As the lava lake inside the volcano has subsided, the newly exposed crater walls no longer are supported by lava and begin to collapse inward, enlarging the size of the vent. Earthquakes may have contributed to the walls collapsing, scientists say.
On Sunday more than 40 small quakes rattled the Kilauea summit area, most in the range of magnitude 2.5 to 3. A dozen more shook the flanks, including one upslope at magnitude 3.5 and a magnitude-3 temblor offshore.
The pieces that fall to the bottom essentially create an interior cap that keeps gas and steam from escaping, and the pressure buildup contributes to conditions leading to explosions.
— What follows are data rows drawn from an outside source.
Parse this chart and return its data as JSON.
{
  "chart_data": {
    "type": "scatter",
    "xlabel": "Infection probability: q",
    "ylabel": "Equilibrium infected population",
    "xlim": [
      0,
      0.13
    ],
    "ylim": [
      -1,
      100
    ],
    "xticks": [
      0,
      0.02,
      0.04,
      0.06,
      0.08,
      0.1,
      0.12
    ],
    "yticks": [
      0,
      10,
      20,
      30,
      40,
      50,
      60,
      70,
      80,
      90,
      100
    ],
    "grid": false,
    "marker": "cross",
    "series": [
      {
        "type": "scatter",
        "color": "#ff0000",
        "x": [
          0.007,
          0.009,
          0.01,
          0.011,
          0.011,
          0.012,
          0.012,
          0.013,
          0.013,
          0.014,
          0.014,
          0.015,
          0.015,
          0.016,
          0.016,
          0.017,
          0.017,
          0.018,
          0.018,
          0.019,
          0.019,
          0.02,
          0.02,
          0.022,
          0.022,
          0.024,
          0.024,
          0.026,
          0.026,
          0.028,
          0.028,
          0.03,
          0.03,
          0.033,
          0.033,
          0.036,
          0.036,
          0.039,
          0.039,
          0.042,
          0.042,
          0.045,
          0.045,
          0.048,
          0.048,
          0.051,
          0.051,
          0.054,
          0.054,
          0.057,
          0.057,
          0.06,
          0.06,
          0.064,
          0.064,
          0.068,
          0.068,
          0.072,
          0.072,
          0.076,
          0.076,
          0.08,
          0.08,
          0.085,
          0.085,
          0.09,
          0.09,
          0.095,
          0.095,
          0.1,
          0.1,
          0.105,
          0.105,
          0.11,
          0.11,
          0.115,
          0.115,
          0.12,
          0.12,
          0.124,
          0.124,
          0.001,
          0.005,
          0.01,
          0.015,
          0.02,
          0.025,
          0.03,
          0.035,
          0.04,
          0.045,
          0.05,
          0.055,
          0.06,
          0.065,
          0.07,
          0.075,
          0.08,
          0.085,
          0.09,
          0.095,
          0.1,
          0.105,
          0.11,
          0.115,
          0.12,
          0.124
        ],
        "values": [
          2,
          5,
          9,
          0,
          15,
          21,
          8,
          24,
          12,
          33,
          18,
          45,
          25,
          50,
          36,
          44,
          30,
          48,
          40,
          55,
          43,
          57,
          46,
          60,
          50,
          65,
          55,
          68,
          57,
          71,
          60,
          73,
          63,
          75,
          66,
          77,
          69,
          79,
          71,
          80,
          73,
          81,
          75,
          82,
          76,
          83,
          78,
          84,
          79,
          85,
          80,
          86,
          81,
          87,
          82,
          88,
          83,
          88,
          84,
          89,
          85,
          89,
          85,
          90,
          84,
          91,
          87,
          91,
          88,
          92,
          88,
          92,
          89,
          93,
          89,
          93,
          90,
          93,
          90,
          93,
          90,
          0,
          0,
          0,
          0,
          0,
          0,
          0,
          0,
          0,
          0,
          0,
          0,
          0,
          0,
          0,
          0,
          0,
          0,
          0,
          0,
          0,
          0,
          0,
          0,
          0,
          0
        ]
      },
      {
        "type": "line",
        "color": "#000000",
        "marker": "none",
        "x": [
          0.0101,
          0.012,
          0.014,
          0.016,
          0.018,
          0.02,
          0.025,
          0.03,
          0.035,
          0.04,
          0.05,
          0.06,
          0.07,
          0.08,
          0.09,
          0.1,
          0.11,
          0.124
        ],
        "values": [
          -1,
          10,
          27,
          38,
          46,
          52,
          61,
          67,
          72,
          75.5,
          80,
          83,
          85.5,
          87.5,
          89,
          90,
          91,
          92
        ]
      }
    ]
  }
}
That’s what happened in 1924 when Kilauea had its most powerful eruption since the early 19th century, according to scientists. The largest pieces of debris were hurtled about three-fifths of a mile, or more than 1,000 yards, from the crater rim.
Explosions similarly have been occurring in the latest eruption, but not lasting as long and not nearly as powerful as the 1924 blasts, scientists said. Pieces perhaps no more than 20 pounds have been thrown from Kiluaea, scientists estimate.
Still, the pattern of activity is the same as in 1924, they said.
Brantley said the size of the vent in 1924 roughly doubled in about three weeks.
He told reporters Sunday that there could be larger explosions than what has been happening the past few weeks.
“We still think this is a real possibility,” Brantley said.
But scientists dispelled the notion that the current developments would generate a massive explosion akin to what is seen in Hollywood movies, or the cataclysmic 1980 eruption of Mount St. Helens, northeast of Portland, Ore.
“It’s not as if this is building to some big, huge, crazy explosion,” said Scott Rowland, a geologist at the University of Hawaii in Manoa. “It’s not like there will be one big one that everyone is waiting for.”